4. Combine cost and cache data

SymptomMore likely causeWhat to do
Cost is clearly higher than other tokens in the same groupLarge context, long output, high-frequency calls, or repeated tasksCombine Requests, Avg Latency, and error logs to locate the service or member
Cache Hit Rate is high but Cache Request Share is lowA small number of large requests hit cacheCheck whether only fixed tasks are reusing context
Cache Request Share is high but Avg Cache Tokens is lowMany requests hit cache, but each hit saves littleCheck whether context is too short or cache content is unstable
One token has clearly higher Avg LatencyHeavy client tasks, long context, long output, or slow upstreamCompare that token's Requests, cache data, Failure Reason, and single logs

Information for Support

For simple issues, check Error Logs and Group Health first. If the issue remains unresolved, open the error log details in console/log and click the copy icon to copy the troubleshooting details in one click.

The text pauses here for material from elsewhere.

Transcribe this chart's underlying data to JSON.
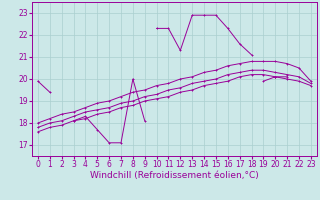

When contacting support, provide the following in one message so the technical team can investigate with less back-and-forth:

  • User ID
  • Time range: when the issue started and when it last appeared
  • Group name: group
  • Model name used by the request
  • Status code, such as 429, 413, 502, or 503
  • Error content: error_reasons.content
  • Request ID: request_id from a single log entry or API response
  • Impact scope: one token, one model, one group, or multiple groups at the same time

Quick summary

For 401 / 403, check permissions. For 413, check request body size. For 429, check rate and quota. For 502 / 504 / 524, check upstream and long-running tasks. For 503, check whether resources are temporarily unavailable.